Literaturpflaster kulinarisch zum ersten Mal
im "Reich der Mitte"
Beim 3. Gang mussten die Gäste selbst ran
Bad Berleburg. (cw) Die Veranstaltergemeinschaft des Berleburger "Literaturpflasters" verließ in diesem Jahr zum ersten Mal eingetretene Pfade und verlegte den traditionellen kulinarischen Spezialitätenabend, der stets dem Gastland der Frankfurter Buchmesse gewidmet ist und der gewöhnlich auf Schloss Berleburg stattfindet, in das Chinarestaurant "Reich der Mitte" am Goetheplatz.
Familie Yang lebt seit 1985 in Deutschland. Zunächst war das chinesische junge Paar, das aus Tejang, einer Stadt 600 Kilometer südlich von Shanghai stammt, in Frechen bei Köln ansässig, wo auch ihre drei Kinder zur Welt kamen. Im Jahr 1998 "expandierte" die Familie mit ihren chinesischen Spezialitäten nach Bad Berleburg. Seither haben sie sich einen guten Namen gemacht.
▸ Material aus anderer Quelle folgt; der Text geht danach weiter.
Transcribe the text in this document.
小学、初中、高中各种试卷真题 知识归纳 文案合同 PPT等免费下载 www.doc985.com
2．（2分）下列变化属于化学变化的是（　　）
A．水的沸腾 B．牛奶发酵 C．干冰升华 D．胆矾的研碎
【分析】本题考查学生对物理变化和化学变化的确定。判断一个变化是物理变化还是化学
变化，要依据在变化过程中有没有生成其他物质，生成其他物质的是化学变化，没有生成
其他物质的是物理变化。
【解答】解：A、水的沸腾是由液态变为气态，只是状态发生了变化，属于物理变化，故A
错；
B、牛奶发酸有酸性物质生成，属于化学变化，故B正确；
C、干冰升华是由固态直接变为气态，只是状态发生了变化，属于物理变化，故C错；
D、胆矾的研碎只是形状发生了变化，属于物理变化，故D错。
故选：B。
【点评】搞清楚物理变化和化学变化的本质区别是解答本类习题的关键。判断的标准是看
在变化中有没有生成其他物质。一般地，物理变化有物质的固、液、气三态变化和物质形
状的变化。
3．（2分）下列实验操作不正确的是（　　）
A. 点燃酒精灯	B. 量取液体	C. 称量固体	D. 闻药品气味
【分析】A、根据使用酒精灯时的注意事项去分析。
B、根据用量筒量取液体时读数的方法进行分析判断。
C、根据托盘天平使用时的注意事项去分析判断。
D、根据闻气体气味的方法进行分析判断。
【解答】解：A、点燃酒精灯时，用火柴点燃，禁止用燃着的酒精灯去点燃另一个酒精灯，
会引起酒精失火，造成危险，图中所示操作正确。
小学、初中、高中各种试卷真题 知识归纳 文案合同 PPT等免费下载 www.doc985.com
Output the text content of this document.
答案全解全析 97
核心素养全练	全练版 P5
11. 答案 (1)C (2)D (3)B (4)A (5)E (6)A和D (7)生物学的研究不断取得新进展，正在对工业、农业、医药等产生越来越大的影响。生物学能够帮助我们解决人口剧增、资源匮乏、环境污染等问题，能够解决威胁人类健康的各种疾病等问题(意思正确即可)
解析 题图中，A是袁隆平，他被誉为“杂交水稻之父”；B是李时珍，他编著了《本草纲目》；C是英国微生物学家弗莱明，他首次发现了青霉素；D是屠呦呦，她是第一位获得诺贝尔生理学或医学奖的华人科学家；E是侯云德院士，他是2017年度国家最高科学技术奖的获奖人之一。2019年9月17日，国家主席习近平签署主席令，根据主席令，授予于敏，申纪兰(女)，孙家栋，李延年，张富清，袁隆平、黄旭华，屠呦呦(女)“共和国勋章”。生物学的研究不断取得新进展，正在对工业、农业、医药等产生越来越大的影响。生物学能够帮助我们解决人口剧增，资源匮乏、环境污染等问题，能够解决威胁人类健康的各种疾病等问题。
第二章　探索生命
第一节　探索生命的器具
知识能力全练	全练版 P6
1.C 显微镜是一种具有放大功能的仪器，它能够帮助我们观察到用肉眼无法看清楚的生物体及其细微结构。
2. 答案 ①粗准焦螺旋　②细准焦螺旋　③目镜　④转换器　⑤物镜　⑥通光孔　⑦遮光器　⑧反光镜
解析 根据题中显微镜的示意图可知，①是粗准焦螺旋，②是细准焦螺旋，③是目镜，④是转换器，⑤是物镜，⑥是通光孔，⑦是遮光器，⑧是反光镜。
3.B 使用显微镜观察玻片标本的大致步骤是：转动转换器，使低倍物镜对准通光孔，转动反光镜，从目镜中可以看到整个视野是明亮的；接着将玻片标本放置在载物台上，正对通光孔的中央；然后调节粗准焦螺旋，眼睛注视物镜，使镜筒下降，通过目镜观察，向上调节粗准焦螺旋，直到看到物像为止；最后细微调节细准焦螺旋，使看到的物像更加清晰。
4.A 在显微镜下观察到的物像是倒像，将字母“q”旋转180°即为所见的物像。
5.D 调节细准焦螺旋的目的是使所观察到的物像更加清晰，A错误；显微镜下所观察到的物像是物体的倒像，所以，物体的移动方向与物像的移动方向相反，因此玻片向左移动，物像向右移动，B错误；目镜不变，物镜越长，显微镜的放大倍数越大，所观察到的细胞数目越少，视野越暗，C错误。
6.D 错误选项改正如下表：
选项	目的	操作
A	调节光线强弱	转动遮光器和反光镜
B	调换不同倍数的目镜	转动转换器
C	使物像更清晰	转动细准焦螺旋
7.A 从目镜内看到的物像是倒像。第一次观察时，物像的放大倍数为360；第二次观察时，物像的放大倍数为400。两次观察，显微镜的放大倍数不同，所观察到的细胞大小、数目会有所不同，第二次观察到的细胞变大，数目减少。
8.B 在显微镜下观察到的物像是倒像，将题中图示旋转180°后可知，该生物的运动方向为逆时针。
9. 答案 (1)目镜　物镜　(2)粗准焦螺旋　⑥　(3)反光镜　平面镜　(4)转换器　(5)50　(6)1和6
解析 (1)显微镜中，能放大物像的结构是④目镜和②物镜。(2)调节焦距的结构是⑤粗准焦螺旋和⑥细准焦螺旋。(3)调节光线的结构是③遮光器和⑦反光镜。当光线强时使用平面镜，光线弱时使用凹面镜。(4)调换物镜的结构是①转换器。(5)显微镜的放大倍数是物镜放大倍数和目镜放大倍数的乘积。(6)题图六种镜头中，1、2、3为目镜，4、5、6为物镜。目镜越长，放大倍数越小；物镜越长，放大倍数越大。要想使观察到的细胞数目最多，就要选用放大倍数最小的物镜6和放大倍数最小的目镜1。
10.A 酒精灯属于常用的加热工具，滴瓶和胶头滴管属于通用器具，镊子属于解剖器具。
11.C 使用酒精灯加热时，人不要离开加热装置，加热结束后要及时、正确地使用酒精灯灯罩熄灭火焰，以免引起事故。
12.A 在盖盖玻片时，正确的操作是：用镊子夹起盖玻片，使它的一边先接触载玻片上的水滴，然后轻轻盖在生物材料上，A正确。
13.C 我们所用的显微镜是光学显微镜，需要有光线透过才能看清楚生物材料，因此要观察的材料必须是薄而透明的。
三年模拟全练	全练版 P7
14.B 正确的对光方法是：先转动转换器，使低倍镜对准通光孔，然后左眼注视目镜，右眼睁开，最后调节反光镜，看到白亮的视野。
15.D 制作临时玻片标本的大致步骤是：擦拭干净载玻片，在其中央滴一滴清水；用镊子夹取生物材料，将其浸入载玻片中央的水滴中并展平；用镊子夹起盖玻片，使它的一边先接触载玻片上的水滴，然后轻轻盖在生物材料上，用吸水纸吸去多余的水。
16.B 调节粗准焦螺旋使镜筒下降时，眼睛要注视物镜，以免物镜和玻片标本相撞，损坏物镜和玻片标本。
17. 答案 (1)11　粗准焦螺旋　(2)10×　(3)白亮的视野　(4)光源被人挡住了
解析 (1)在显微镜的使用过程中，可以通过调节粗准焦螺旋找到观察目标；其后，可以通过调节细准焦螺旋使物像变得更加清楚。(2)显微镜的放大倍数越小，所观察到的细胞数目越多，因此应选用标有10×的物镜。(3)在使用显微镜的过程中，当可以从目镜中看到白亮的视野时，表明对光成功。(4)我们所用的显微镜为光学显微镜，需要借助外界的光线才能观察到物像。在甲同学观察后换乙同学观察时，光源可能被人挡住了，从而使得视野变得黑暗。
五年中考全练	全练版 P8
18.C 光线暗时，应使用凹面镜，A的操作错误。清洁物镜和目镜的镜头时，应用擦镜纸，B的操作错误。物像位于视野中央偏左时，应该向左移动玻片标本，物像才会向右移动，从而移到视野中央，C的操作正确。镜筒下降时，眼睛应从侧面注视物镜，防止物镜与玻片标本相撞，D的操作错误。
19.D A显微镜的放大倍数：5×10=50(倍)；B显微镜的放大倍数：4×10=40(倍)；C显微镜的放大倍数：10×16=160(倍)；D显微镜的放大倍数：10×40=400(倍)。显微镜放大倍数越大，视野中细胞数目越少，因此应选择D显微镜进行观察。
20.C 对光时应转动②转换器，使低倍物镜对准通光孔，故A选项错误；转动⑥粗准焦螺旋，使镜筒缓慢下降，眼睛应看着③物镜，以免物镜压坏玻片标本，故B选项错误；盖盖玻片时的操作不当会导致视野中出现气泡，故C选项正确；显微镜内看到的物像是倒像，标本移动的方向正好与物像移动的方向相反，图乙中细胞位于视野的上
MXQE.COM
Die 70 Gäste und Freunde der chinesischen Literatur und Kunst verwöhnten sie nun allerdings auf ganz besondere Art und Weise. Das typische Restaurantessen hatte an diesem schmackhaften Abend keinen Zutritt. Liangbo Yang und sein Team, darunter auch seine beiden großen Kinder Shuhui und Yu Chen, kredenzten den Gästen Chinesisches vom Feinsten. Jede der chinesischen Provinzen bietet ausgefallene Gerichte und die edelsten aus den südlichen chinesischen Gefilden kamen mit einem neun Gänge umfassenden Menü auf die Tische.
Bereits zu Beginn erwartete die Hungrigen eine erlesene Auswahl kalter Speisen auf Tischrondells: gekochte Ente, Eisbein, kunstvoll hergerichtete Tofustreifen, Gurken, Seetang und kaltes, gebratenes Rindfleisch sollten das Gourmet-Auge einstimmen auf die weiteren Köstlichkeiten.
Die warme Speisenfolge wurde durch eine mit Lauch verfeinerte Krabbenstreifensuppe eingeleitet. Ihr folgte eine künstlerische Kreation von Hummerkrabben, die eigentlich viel zu schade zum Essen war. Das Geschick der Gäste war bei Gang Nummer drei gefragt. Hier musste selbst gerollt werden, und zwar gebackene Pekingente mit Lauchstreifen und passendem Dressing zu einer Frühlingsrolle.
An manchem Tisch war lustiges "Handwerkeln" zu beobachten. Macht ja auch nicht jeder alle Tage. Für alle delikaten Feinfühligkeiten waren die Yangs gerüstet. Denn in Deutschland Anstößiges, wie beispielsweise in China esse das Volk Hund oder Affe, sollte hier vom Tisch sein. Das Schweinefleisch und die Lammfleischspieße fielen dabei keineswegs aus dem Rahmen.
Vorsichtig tastete sich so mancher Gaumen an das scharf gebratene Hähnchen heran, denn niemand wollte mit einer "Flamme" im Hals den Abend beschließen. Anzumerken sind hier natürlich die typisch chinesischen Getränke Reis- und Pflaumenwein, sowie Tsingtao-Bier. Zur gesunden Beilage des Menüs gehörte der Shanghaikohl mit Tongku Pilzen und Jiaozi, mit einer Fleischmasse gefüllte Teigtasche, die ihr besonderes Aroma durch Knoblauch-Mangold-Würzung erfuhr. Dazu wurden chinesische Nudeln gereicht.
Die Menülänge ließ in vier Stunden kein unangenehmes Sättigungsgefühl aufkommen, so dass auch das Dessert von allen 70 mit Spannung erwartet wurde: ein Obstteller begleitet von Klebreisbällchen, die im Geschmack den krönenden Abschluss der Haute Cuisine Chinas bot.
Während des gesamten Abends untermalte die junge, in Köln lebende Chinesin Li Xueyan mit ihrem Gu-Zheng (chinesische Zither) mit leichten Klängen die Gaumenfreuden.
Das Küchenteam war sehr darum bemüht, die Speisen in aller Natürlichkeit und mit frischen Gewürzen und Gemüsen zu zubereiten. Da blieben Bindemittel, Guarkernmehl und künstliche Aromastoffe einfach fern. Sämtliche Speisen hatten einen völlig unverfälschten, natürlichen Charakter. 70 begeisterte Kenner der internationalen Küche können einfach nicht irren: Was Liangbo Yang und sein Team da im "Reich der Mitte" auf den Tisch gestellt hat, war Spitze.